CPO Futures – Weakness of US Dollar a Telling Factor

OBSERVATIONS: Saved by the dollar. Or rather the weakness of the US currency, which lifted world commodity markets overall, even the fundamentally weak ones like the local palm oil futures market.

The Kuala Lumpur CPO futures market tumbled in early trade in the wake of the Malaysian Palm Oil Board’s (MPOB) report that, as a result of a record high production in October of 1,985,855 tonnes of palm oil, end-October 2009 stocks burgeoned to a 10-month high of 1,974,462 tonnes, way above market expectations of between 1.75 million to 1.80 million tonnes.

The actively-traded January 2010 contract slid at first to a low of RM2,215 a tonne. But that was before the weak dollar came to the rescue, lifting it to a high of RM2,285. The contract settled last Friday of RM2268, eking out a RM22 or 0.98 per cent gain over the week.
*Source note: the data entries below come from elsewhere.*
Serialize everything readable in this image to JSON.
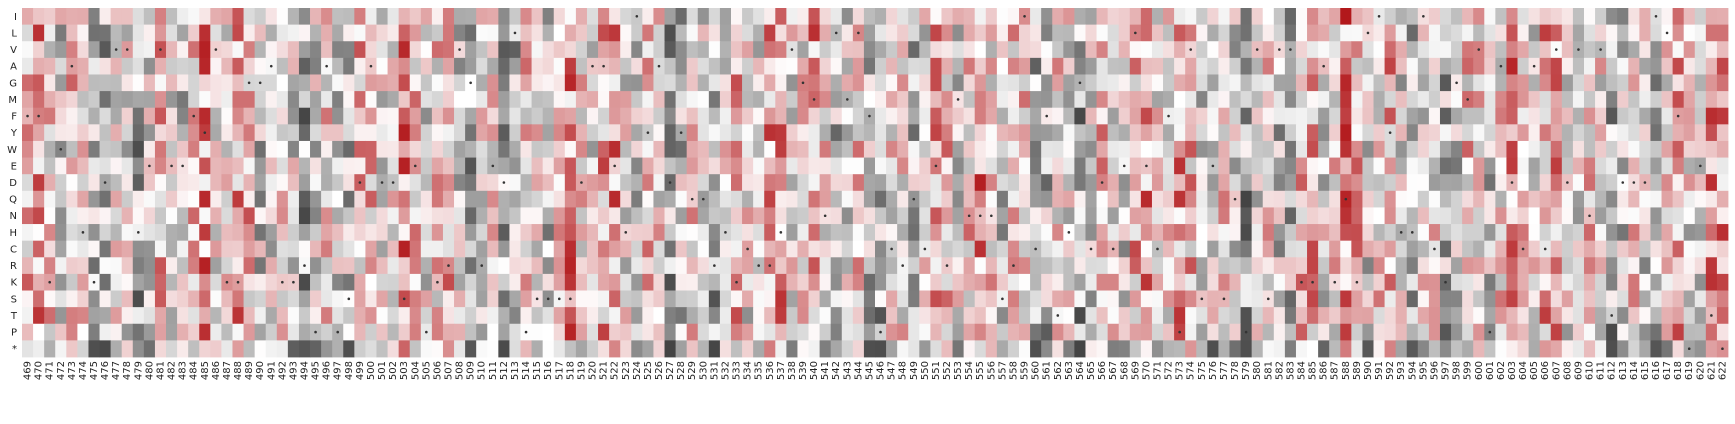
{
  "chart_data": {
    "type": "heatmap",
    "title": "",
    "xlabel": "",
    "ylabel": "",
    "grid": false,
    "legend": "none",
    "y_categories": [
      "I",
      "L",
      "V",
      "A",
      "G",
      "M",
      "F",
      "Y",
      "W",
      "E",
      "D",
      "Q",
      "N",
      "H",
      "C",
      "R",
      "K",
      "S",
      "T",
      "P",
      "*"
    ],
    "x_positions": [
      469,
      470,
      471,
      472,
      473,
      474,
      475,
      476,
      477,
      478,
      479,
      480,
      481,
      482,
      483,
      484,
      485,
      486,
      487,
      488,
      489,
      490,
      491,
      492,
      493,
      494,
      495,
      496,
      497,
      498,
      499,
      500,
      501,
      502,
      503,
      504,
      505,
      506,
      507,
      508,
      509,
      510,
      511,
      512,
      513,
      514,
      515,
      516,
      517,
      518,
      519,
      520,
      521,
      522,
      523,
      524,
      525,
      526,
      527,
      528,
      529,
      530,
      531,
      532,
      533,
      534,
      535,
      536,
      537,
      538,
      539,
      540,
      541,
      542,
      543,
      544,
      545,
      546,
      547,
      548,
      549,
      550,
      551,
      552,
      553,
      554,
      555,
      556,
      557,
      558,
      559,
      560,
      561,
      562,
      563,
      564,
      565,
      566,
      567,
      568,
      569,
      570,
      571,
      572,
      573,
      574,
      575,
      576,
      577,
      578,
      579,
      580,
      581,
      582,
      583,
      584,
      585,
      586,
      587,
      588,
      589,
      590,
      591,
      592,
      593,
      594,
      595,
      596,
      597,
      598,
      599,
      600,
      601,
      602,
      603,
      604,
      605,
      606,
      607,
      608,
      609,
      610,
      611,
      612,
      613,
      614,
      615,
      616,
      617,
      618,
      619,
      620,
      621,
      622
    ],
    "x_tick_labels": [
      "469",
      "470",
      "471",
      "472",
      "473",
      "474",
      "475",
      "476",
      "477",
      "478",
      "479",
      "480",
      "481",
      "482",
      "483",
      "484",
      "485",
      "486",
      "487",
      "488",
      "489",
      "490",
      "491",
      "492",
      "493",
      "494",
      "495",
      "496",
      "497",
      "498",
      "499",
      "500",
      "501",
      "502",
      "503",
      "504",
      "505",
      "506",
      "507",
      "508",
      "509",
      "510",
      "511",
      "512",
      "513",
      "514",
      "515",
      "516",
      "517",
      "518",
      "519",
      "520",
      "521",
      "522",
      "523",
      "524",
      "525",
      "526",
      "527",
      "528",
      "529",
      "530",
      "531",
      "532",
      "533",
      "534",
      "535",
      "536",
      "537",
      "538",
      "539",
      "540",
      "541",
      "542",
      "543",
      "544",
      "545",
      "546",
      "547",
      "548",
      "549",
      "550",
      "551",
      "552",
      "553",
      "554",
      "555",
      "556",
      "557",
      "558",
      "559",
      "560",
      "561",
      "562",
      "563",
      "564",
      "565",
      "566",
      "567",
      "568",
      "569",
      "570",
      "571",
      "572",
      "573",
      "574",
      "575",
      "576",
      "577",
      "578",
      "579",
      "580",
      "581",
      "582",
      "583",
      "584",
      "585",
      "586",
      "587",
      "588",
      "589",
      "590",
      "591",
      "592",
      "593",
      "594",
      "595",
      "596",
      "597",
      "598",
      "599",
      "600",
      "601",
      "602",
      "603",
      "604",
      "605",
      "606",
      "607",
      "608",
      "609",
      "610",
      "611",
      "612",
      "613",
      "614",
      "615",
      "616",
      "617",
      "618",
      "619",
      "620",
      "621",
      "622"
    ],
    "value_scale": "diverging: negative = grey, positive = red, 0 = white",
    "colors": {
      "negative": "#444444",
      "neutral": "#ffffff",
      "positive": "#b2181b",
      "wildtype_dot": "#333333"
    },
    "value_range": [
      -1,
      1
    ],
    "values_note": "cell values in [-1,1]",
    "values": [],
    "wildtype_markers": [
      [
        469,
        6
      ],
      [
        470,
        6
      ],
      [
        471,
        16
      ],
      [
        472,
        8
      ],
      [
        473,
        3
      ],
      [
        474,
        13
      ],
      [
        475,
        16
      ],
      [
        476,
        10
      ],
      [
        477,
        2
      ],
      [
        478,
        2
      ],
      [
        479,
        13
      ],
      [
        480,
        9
      ],
      [
        481,
        2
      ],
      [
        482,
        9
      ],
      [
        483,
        9
      ],
      [
        484,
        6
      ],
      [
        485,
        7
      ],
      [
        486,
        2
      ],
      [
        487,
        16
      ],
      [
        488,
        16
      ],
      [
        489,
        4
      ],
      [
        490,
        4
      ],
      [
        491,
        3
      ],
      [
        492,
        16
      ],
      [
        493,
        16
      ],
      [
        494,
        15
      ],
      [
        495,
        19
      ],
      [
        496,
        3
      ],
      [
        497,
        19
      ],
      [
        498,
        17
      ],
      [
        499,
        10
      ],
      [
        500,
        3
      ],
      [
        501,
        10
      ],
      [
        502,
        10
      ],
      [
        503,
        17
      ],
      [
        504,
        9
      ],
      [
        505,
        19
      ],
      [
        506,
        16
      ],
      [
        507,
        15
      ],
      [
        508,
        2
      ],
      [
        509,
        4
      ],
      [
        510,
        15
      ],
      [
        511,
        9
      ],
      [
        512,
        10
      ],
      [
        513,
        1
      ],
      [
        514,
        19
      ],
      [
        515,
        17
      ],
      [
        516,
        17
      ],
      [
        517,
        17
      ],
      [
        518,
        17
      ],
      [
        519,
        10
      ],
      [
        520,
        3
      ],
      [
        521,
        3
      ],
      [
        522,
        9
      ],
      [
        523,
        13
      ],
      [
        524,
        0
      ],
      [
        525,
        7
      ],
      [
        526,
        3
      ],
      [
        527,
        10
      ],
      [
        528,
        7
      ],
      [
        529,
        11
      ],
      [
        530,
        11
      ],
      [
        531,
        15
      ],
      [
        532,
        13
      ],
      [
        533,
        16
      ],
      [
        534,
        14
      ],
      [
        535,
        15
      ],
      [
        536,
        15
      ],
      [
        537,
        13
      ],
      [
        538,
        2
      ],
      [
        539,
        4
      ],
      [
        540,
        5
      ],
      [
        541,
        12
      ],
      [
        542,
        1
      ],
      [
        543,
        5
      ],
      [
        544,
        1
      ],
      [
        545,
        6
      ],
      [
        546,
        19
      ],
      [
        547,
        14
      ],
      [
        548,
        15
      ],
      [
        549,
        11
      ],
      [
        550,
        14
      ],
      [
        551,
        9
      ],
      [
        552,
        15
      ],
      [
        553,
        5
      ],
      [
        554,
        12
      ],
      [
        555,
        12
      ],
      [
        556,
        12
      ],
      [
        557,
        17
      ],
      [
        558,
        15
      ],
      [
        559,
        0
      ],
      [
        560,
        14
      ],
      [
        561,
        6
      ],
      [
        562,
        18
      ],
      [
        563,
        13
      ],
      [
        564,
        4
      ],
      [
        565,
        14
      ],
      [
        566,
        10
      ],
      [
        567,
        14
      ],
      [
        568,
        9
      ],
      [
        569,
        1
      ],
      [
        570,
        9
      ],
      [
        571,
        14
      ],
      [
        572,
        6
      ],
      [
        573,
        19
      ],
      [
        574,
        2
      ],
      [
        575,
        17
      ],
      [
        576,
        9
      ],
      [
        577,
        17
      ],
      [
        578,
        11
      ],
      [
        579,
        19
      ],
      [
        580,
        2
      ],
      [
        581,
        17
      ],
      [
        582,
        2
      ],
      [
        583,
        2
      ],
      [
        584,
        16
      ],
      [
        585,
        16
      ],
      [
        586,
        3
      ],
      [
        587,
        16
      ],
      [
        588,
        11
      ],
      [
        589,
        16
      ],
      [
        590,
        1
      ],
      [
        591,
        0
      ],
      [
        592,
        7
      ],
      [
        593,
        13
      ],
      [
        594,
        13
      ],
      [
        595,
        0
      ],
      [
        596,
        14
      ],
      [
        597,
        16
      ],
      [
        598,
        4
      ],
      [
        599,
        5
      ],
      [
        600,
        2
      ],
      [
        601,
        19
      ],
      [
        602,
        3
      ],
      [
        603,
        10
      ],
      [
        604,
        14
      ],
      [
        605,
        3
      ],
      [
        606,
        14
      ],
      [
        607,
        2
      ],
      [
        608,
        10
      ],
      [
        609,
        2
      ],
      [
        610,
        12
      ],
      [
        611,
        2
      ],
      [
        612,
        18
      ],
      [
        613,
        10
      ],
      [
        614,
        10
      ],
      [
        615,
        10
      ],
      [
        616,
        0
      ],
      [
        617,
        1
      ],
      [
        618,
        6
      ],
      [
        619,
        20
      ],
      [
        620,
        9
      ],
      [
        621,
        18
      ],
      [
        622,
        20
      ]
    ]
  }
}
The actively-traded US soyabean oil futures December 2009 contract, by contrast, surged 184 points or 5.0 per cent to close at 38.61 US cents a pound. But it had a positive knock-on effect on the local market, saving the latter from falling into negative price territory.

What the weakness of the US dollar did was give a boost to world asset price inflation. Gold surged to unprecedented highs above US$1,100 an ounce. World currencies, most notably the euro and the yen, surged against the dollar; and world equity markets also benefited. Crude oil was the notable loser; the Chicago Mercantile Exchange December 2009 oil futures fell US$1.08 to US$76.35 a barrel over the week, but that’s because there’s no shortage in supply of the black goo to meet world demand.
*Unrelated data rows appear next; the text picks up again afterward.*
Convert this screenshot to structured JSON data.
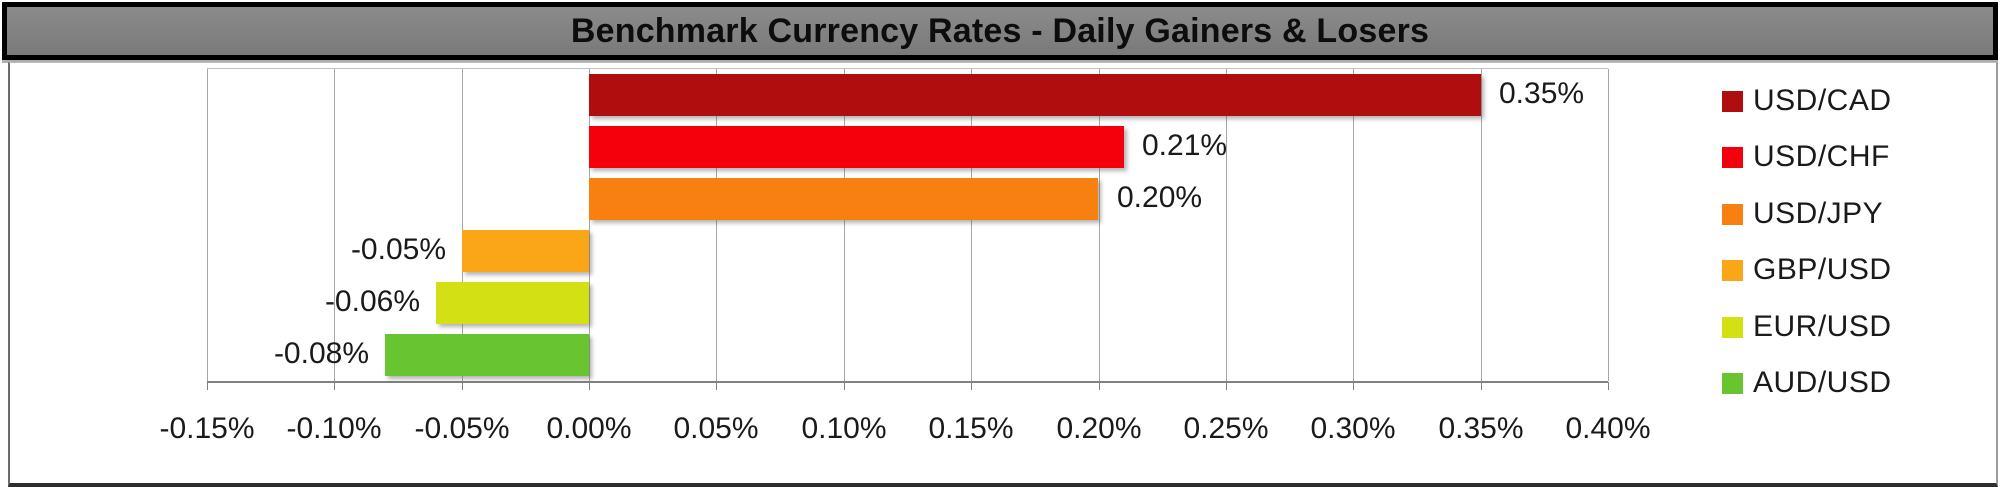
{
  "title": "Benchmark Currency Rates - Daily Gainers & Losers",
  "colors": {
    "title_bar_bg": "#7f7f7f",
    "title_bar_border": "#000000",
    "gridline": "#a6a6a6",
    "axis_line": "#808080",
    "text": "#1a1a1a"
  },
  "chart_data": {
    "type": "bar",
    "orientation": "horizontal",
    "title": "Benchmark Currency Rates - Daily Gainers & Losers",
    "categories": [
      "USD/CAD",
      "USD/CHF",
      "USD/JPY",
      "GBP/USD",
      "EUR/USD",
      "AUD/USD"
    ],
    "values": [
      0.35,
      0.21,
      0.2,
      -0.05,
      -0.06,
      -0.08
    ],
    "value_labels": [
      "0.35%",
      "0.21%",
      "0.20%",
      "-0.05%",
      "-0.06%",
      "-0.08%"
    ],
    "bar_colors": [
      "#B00D0F",
      "#F3000C",
      "#F88010",
      "#FAA616",
      "#D3E013",
      "#69C52F"
    ],
    "x_tick_labels": [
      "-0.15%",
      "-0.10%",
      "-0.05%",
      "0.00%",
      "0.05%",
      "0.10%",
      "0.15%",
      "0.20%",
      "0.25%",
      "0.30%",
      "0.35%",
      "0.40%"
    ],
    "x_tick_values": [
      -0.15,
      -0.1,
      -0.05,
      0.0,
      0.05,
      0.1,
      0.15,
      0.2,
      0.25,
      0.3,
      0.35,
      0.4
    ],
    "xlim": [
      -0.15,
      0.4
    ],
    "unit": "%",
    "grid": true,
    "legend_position": "right",
    "legend_entries": [
      {
        "label": "USD/CAD",
        "color": "#B00D0F"
      },
      {
        "label": "USD/CHF",
        "color": "#F3000C"
      },
      {
        "label": "USD/JPY",
        "color": "#F88010"
      },
      {
        "label": "GBP/USD",
        "color": "#FAA616"
      },
      {
        "label": "EUR/USD",
        "color": "#D3E013"
      },
      {
        "label": "AUD/USD",
        "color": "#69C52F"
      }
    ]
  }
}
Conclusion: This market now is held hostage by external factors, in particular the fate of the US dollar.

The technicals – particularly the volume indicators – are still indicating that, if not for weakness in the US dollar and consequent bullishness in the bellwether US soyabean oil futures market, this market would not be near where it is now.
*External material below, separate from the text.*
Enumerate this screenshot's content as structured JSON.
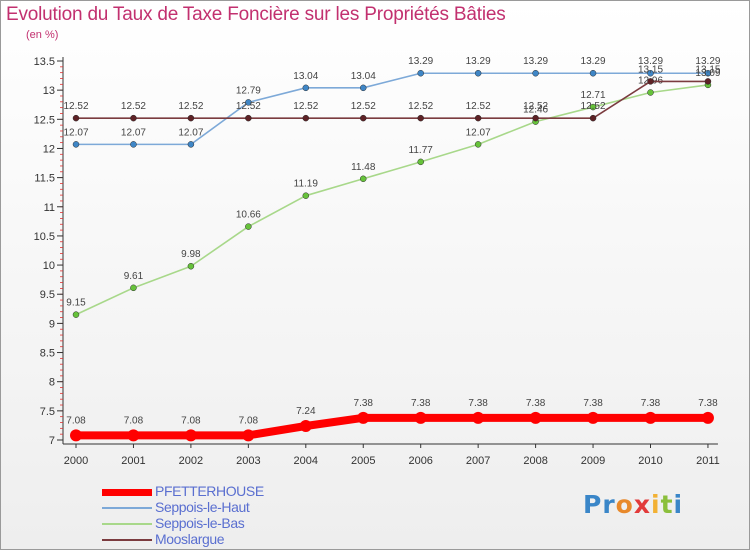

THE BAR AND VOLUME CHART: This is the daily high, low and settlement prices of the most actively traded basis month of the crude palm oil futures contract. Basically, rising prices accompanied by rising volumes would indicate a bull market.

THE MOMENTUM INDEX: This line plots the short/medium-term direction of the market and may be interpreted as follows:
(a) The market is in an upward direction when the line closes above the neutral straight line and is in a downward direction when the reverse is the case.

(b) A loss in the momentum of the line (divergence) when prices are still heading up or down normally indicates that the market could expect a technical correction or a reversal in the near future.

THE RELATIVE STRENGTH INDEX: This indicator is most useful when plotted in conjunction with a daily bar chart and may be interpreted as follows:
(a) Overbought and oversold positions are indicated when the index goes above or below the upper and lower dotted lines.
(b) Support and resistance often show up clearly before becoming apparent on the bar chart.
(c) Divergence between the index and price action on the chart is a very strong indication
that a market turning point is imminent.

The subject expressed above is based purely on technical analysis and opinions of the writer. It is not a solicitation to buy or sell.